Folk psychology is the derogatory term used by physicalists for our normal natural language (e.g., English, Spanish, etc.) way of describing mental states and explaining why people behave in certain ways.
E.g., she didn’t go to the concert on Saturday because she hates Taylor Swift.
Some materialists believe that those who believe in the existence of thoughts, beliefs, desires, motives and other mental states are victims of “folk psychology,” an unscientific attitude that will in due course be replaced by explanations in terms of the activities of nerves or brain states.
For those people, folk psychology is a kind of superstition, like belief in demons, and it will be left behind by the onward march of scientific understanding.
The alternative to folk psychology
The alternative to folk psychology is supposed to be scientific descriptions of the brain. Instead of talking about beliefs, we will describe brain states, or nerve firings. Instead of saying “Timmy likes Sally,” we will say “Timmy is in brain state G.”
There is no evidence of any kind that natural language descriptions of mental phenomena will be replaced by scientific descriptions of the activity of the brain. The claim that this will happen is complete science fiction at this point in time.

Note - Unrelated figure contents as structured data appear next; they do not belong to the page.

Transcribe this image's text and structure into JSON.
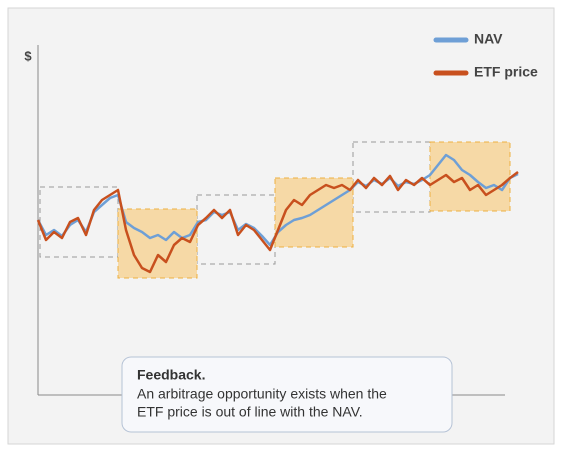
{
  "chart_data": {
    "type": "line",
    "y_label": "$",
    "ylim": [
      0,
      350
    ],
    "series": [
      {
        "name": "NAV",
        "color": "#6e9fd6",
        "values": [
          175,
          160,
          165,
          159,
          170,
          175,
          163,
          183,
          190,
          197,
          200,
          173,
          167,
          163,
          157,
          160,
          155,
          163,
          157,
          160,
          173,
          175,
          183,
          180,
          183,
          165,
          171,
          167,
          159,
          150,
          163,
          170,
          175,
          177,
          180,
          185,
          190,
          195,
          200,
          205,
          213,
          209,
          215,
          211,
          217,
          209,
          213,
          211,
          215,
          220,
          230,
          240,
          235,
          225,
          220,
          213,
          207,
          210,
          205,
          217,
          221
        ]
      },
      {
        "name": "ETF price",
        "color": "#c8501e",
        "values": [
          175,
          155,
          163,
          157,
          173,
          177,
          160,
          185,
          195,
          200,
          205,
          165,
          140,
          127,
          123,
          140,
          133,
          150,
          157,
          153,
          170,
          177,
          185,
          177,
          185,
          160,
          170,
          165,
          155,
          145,
          165,
          185,
          195,
          190,
          200,
          205,
          210,
          207,
          210,
          205,
          215,
          207,
          217,
          210,
          219,
          205,
          215,
          210,
          217,
          210,
          215,
          220,
          213,
          217,
          205,
          210,
          200,
          205,
          210,
          217,
          223
        ]
      }
    ],
    "legend": "top-right"
  },
  "feedback": {
    "title": "Feedback.",
    "lines": [
      "An arbitrage opportunity exists when the",
      "ETF price is out of line with the NAV."
    ]
  }
}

It does no good to complain that I am talking about beliefs and desires when there is no alternative at all to doing so. It would be like accusing me of being old-fashioned for driving to work instead of teleporting. Teleportation does not actually exist and may never exist. There is nothing scientific about contrasting reality with science fiction.

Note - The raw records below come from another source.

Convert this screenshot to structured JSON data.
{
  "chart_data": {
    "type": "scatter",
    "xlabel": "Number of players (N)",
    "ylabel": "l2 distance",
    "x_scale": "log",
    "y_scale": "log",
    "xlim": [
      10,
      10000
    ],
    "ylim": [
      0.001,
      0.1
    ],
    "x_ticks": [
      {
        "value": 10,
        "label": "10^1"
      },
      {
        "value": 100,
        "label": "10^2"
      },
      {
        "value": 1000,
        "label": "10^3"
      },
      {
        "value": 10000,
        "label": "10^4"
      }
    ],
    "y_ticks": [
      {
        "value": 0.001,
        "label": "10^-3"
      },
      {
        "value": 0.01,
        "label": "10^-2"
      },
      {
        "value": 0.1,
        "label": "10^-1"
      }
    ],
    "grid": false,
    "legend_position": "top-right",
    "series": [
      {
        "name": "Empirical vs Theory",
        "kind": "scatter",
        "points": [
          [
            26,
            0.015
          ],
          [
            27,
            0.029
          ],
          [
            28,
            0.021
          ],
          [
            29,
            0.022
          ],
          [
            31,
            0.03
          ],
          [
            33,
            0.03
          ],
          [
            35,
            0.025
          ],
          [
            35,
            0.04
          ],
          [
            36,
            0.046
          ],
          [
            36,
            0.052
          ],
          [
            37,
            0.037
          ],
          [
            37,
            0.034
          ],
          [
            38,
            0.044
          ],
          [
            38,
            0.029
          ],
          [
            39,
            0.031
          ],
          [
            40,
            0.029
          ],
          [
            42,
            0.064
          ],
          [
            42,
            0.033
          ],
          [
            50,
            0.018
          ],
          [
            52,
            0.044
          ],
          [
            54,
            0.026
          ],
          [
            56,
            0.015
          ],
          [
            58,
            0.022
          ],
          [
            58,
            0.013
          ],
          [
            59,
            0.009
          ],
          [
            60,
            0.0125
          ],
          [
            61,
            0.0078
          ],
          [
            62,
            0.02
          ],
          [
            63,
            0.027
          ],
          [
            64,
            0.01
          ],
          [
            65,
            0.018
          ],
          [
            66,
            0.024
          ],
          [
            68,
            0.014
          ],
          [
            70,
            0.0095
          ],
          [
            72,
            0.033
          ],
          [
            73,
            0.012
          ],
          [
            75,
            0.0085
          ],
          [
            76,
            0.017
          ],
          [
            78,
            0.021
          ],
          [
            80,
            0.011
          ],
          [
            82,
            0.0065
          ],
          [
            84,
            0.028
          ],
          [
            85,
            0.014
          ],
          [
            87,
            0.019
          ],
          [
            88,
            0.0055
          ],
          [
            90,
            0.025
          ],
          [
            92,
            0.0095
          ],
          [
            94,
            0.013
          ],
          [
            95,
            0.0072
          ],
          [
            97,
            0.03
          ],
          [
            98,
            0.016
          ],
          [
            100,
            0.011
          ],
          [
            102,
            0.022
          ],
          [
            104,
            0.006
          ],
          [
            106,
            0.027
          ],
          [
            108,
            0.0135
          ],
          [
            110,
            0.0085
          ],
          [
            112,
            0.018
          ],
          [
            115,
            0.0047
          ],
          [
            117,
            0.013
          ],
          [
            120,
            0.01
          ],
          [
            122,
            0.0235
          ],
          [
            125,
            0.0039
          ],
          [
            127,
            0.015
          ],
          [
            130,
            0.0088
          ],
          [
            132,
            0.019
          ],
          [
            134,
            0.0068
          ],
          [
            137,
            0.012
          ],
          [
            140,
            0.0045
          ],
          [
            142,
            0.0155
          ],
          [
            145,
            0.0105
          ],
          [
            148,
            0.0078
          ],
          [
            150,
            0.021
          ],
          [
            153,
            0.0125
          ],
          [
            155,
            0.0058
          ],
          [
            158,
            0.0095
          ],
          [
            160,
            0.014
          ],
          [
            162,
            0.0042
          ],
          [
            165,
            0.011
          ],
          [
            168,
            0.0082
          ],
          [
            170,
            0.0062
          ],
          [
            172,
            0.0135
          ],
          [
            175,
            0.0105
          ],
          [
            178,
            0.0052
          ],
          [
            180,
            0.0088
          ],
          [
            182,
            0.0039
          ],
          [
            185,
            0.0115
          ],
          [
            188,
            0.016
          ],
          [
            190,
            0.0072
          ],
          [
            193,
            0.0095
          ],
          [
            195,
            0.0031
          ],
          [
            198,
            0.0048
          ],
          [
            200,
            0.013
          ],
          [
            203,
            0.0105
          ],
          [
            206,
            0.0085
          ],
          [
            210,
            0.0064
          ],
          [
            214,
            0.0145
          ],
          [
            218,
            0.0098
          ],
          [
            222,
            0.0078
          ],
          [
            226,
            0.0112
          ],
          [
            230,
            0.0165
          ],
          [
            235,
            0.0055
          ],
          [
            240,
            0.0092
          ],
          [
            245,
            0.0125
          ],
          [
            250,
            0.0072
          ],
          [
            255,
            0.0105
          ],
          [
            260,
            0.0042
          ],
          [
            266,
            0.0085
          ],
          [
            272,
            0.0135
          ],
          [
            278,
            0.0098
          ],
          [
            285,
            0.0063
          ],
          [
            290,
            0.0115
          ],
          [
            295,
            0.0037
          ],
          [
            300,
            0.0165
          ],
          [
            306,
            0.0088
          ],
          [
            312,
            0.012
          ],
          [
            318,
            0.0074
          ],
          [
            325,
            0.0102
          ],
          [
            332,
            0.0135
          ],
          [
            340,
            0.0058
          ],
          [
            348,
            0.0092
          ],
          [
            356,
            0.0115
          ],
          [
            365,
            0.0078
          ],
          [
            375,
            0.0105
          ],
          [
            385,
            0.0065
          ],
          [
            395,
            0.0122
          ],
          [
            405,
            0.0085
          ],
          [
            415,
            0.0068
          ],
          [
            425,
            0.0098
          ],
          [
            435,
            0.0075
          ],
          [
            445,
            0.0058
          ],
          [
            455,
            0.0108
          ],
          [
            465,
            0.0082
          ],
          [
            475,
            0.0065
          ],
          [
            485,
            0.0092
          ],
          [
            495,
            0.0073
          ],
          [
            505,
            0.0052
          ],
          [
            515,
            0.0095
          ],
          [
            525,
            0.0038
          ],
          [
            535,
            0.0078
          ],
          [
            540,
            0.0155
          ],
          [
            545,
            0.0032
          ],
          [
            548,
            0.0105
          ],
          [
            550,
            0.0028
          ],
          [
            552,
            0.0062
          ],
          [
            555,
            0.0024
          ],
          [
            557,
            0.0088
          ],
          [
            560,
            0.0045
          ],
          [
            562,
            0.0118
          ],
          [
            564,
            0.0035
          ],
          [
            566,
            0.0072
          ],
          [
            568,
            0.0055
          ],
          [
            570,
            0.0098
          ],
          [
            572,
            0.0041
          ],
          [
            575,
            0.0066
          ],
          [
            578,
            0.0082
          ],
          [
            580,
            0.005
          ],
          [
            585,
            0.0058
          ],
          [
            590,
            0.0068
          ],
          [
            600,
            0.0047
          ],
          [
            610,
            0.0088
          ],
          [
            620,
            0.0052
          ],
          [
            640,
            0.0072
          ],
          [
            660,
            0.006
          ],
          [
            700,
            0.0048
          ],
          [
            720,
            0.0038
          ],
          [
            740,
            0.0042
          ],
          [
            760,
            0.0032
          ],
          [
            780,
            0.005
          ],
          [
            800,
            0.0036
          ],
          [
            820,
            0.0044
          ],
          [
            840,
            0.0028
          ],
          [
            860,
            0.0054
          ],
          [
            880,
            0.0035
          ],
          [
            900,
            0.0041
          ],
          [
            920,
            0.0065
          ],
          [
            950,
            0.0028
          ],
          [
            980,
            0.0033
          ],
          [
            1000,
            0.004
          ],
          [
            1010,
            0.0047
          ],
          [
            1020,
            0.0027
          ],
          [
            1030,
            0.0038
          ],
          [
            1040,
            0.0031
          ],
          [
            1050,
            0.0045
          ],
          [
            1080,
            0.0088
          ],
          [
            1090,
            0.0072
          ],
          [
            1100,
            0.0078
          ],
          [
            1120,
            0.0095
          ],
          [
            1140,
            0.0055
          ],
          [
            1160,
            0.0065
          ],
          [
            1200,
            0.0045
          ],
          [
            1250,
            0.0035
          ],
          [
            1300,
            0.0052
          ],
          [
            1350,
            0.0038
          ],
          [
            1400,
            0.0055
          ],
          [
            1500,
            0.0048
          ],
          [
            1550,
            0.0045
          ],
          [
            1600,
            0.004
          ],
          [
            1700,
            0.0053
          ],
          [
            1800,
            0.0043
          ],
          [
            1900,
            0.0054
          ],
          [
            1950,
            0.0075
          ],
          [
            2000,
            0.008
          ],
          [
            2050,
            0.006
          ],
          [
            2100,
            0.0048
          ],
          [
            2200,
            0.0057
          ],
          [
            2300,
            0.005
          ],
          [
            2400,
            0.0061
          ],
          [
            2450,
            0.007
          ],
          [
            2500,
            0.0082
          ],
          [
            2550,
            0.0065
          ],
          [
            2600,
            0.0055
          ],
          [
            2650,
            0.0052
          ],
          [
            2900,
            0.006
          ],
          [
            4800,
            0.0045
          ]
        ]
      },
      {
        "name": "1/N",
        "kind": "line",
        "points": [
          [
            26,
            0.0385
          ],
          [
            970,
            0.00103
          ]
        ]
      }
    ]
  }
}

The materialist has written a giant unhonored I.O.U. and is treating the I.O.U. as though he has actually produced the cash and paid the debt.
Since what my brain is doing when I think of grandma may be quite different from what your brain is doing when you think about your own grandma (my grandma was a flesh-eating cannibal about whom I still have nightmares, while your grandma was the dictator of a small island country) it seems quite possible that individual knowledge about one person’s brain events would be necessary to give a scientific description, assuming such a thing ever proves to be possible. However, there is no science of individuals – just of classes of things. There is no science of Freddy the Frog – just of frogs. If specific details of the idiosyncratic goings on in individual brains is necessary, then in describing what someone is thinking, feeling or desiring, all the interlocutors (participants in the discussion) would need fantastically detailed knowledge about one person’s brain and all others referred to.
The notion of folk psychology as something replaceable with talk of brain states assumes that I will know what my brain states are. This suggests that I would need to have direct intuitive, first person access to physical goings-on in my brain. If this is not the case and my phone, for instance, is supposed to be constantly scanning my brain and giving me updates, presumably the resulting brain scan results would be so complicated only a specialist would be able to interpret and make sense of them anyway.
If the results were dumbed down sufficiently for the average person to understand them, then these results will presumably be more or less be identical to folk psychological terms and thus we would be back to where we started.